The I’m the boss parent might immediately say “No” and “I don’t want to hear anymore about it.” Let’s say the child’s argument goes on and on. “You never let me get anything I want. You are so mean. Why can’t I have the game….?” You’ve had a long day, you are worn thin, you have to get dinner on the table, the baby is crying, etc. etc. so you say, “Alright, I’ll get you the game. Are you happy now? Will you leave me alone please before I change my mind?” You have given in and set the stage for more and longer arguments in the future because you have taught your child that enough wearing down will end in victory.

Same argument. You still don’t know what to do. So you say, “No new video games.”

“But Mom, Brian has it and it’s so fun, etc. etc.” The argument is strong and you decide to communicate, “Sounds like that game is really important. Tell me about the game and why you want it so badly.” This generates more communication. Then you come in with your concerns. “You know how I feel about violence and about how characters are treated in video games, so you probably know what I would think about this game. What do you think I would say?”

“Oh but Mom, there really isn’t any. It’s about… I think you’d be okay with it.” You listen, you absorb, and let go. Your decision might still be no but it will be an informed no. Your child will be disappointed but will know that at least he was heard. Or you might say, “Well I’m not going to buy it for you, but how could you find a way to get it.” And with your permission, your child uses his allowance or comes up with jobs around the house to earn it, learning responsibility as well as resourcefulness.

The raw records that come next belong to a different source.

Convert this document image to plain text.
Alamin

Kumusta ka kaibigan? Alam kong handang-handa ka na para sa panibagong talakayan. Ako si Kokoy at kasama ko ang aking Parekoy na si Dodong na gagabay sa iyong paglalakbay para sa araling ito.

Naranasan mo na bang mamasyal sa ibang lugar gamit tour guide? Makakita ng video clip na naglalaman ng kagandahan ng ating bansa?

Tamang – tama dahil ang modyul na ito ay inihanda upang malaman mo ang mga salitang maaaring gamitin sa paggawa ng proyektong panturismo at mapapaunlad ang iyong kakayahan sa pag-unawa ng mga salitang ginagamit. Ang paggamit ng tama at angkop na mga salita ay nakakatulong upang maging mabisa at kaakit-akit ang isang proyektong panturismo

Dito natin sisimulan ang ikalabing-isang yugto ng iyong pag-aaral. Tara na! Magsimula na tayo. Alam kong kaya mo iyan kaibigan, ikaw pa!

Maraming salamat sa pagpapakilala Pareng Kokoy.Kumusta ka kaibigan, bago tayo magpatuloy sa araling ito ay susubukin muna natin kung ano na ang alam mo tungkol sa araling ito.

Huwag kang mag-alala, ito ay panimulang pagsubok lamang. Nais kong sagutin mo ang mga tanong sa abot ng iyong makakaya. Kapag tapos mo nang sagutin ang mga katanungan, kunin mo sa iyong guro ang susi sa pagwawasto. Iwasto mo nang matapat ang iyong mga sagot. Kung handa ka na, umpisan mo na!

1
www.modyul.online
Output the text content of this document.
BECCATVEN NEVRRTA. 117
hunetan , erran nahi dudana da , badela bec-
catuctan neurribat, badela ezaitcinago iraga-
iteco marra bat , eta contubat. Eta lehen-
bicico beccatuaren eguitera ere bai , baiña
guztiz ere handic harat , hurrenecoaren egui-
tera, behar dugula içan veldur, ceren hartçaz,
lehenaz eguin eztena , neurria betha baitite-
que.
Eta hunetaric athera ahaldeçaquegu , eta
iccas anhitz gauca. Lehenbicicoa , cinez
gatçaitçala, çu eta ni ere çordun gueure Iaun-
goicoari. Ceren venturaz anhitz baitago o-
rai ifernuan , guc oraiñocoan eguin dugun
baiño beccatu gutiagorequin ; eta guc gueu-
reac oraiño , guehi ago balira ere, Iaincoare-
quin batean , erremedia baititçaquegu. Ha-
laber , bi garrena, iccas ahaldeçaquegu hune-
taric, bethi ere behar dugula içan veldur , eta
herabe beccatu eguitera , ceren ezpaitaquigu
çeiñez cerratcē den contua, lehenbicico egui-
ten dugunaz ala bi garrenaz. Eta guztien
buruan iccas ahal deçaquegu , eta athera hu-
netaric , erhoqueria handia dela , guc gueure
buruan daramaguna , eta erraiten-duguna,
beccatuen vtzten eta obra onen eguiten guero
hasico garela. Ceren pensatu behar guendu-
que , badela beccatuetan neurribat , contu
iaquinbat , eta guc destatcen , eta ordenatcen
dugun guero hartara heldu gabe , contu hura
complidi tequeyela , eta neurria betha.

With my daughter, my letting go involved changing my assumptions about her motives. When I thought she was out to get me and trying to manipulate me, I had to hold my ground and try to control her. When I listened and learned, I finally understood that she wasn’t trying to make me mad, she was in fact miserable. She was having a hard time instead of giving me a hard time. When I could take that in and trust her, I could let go of control. I could listen to her and empathize. I said things that made her feel heard and she relaxed. I no longer had to force her to do anything. And in the letting go, she came to me.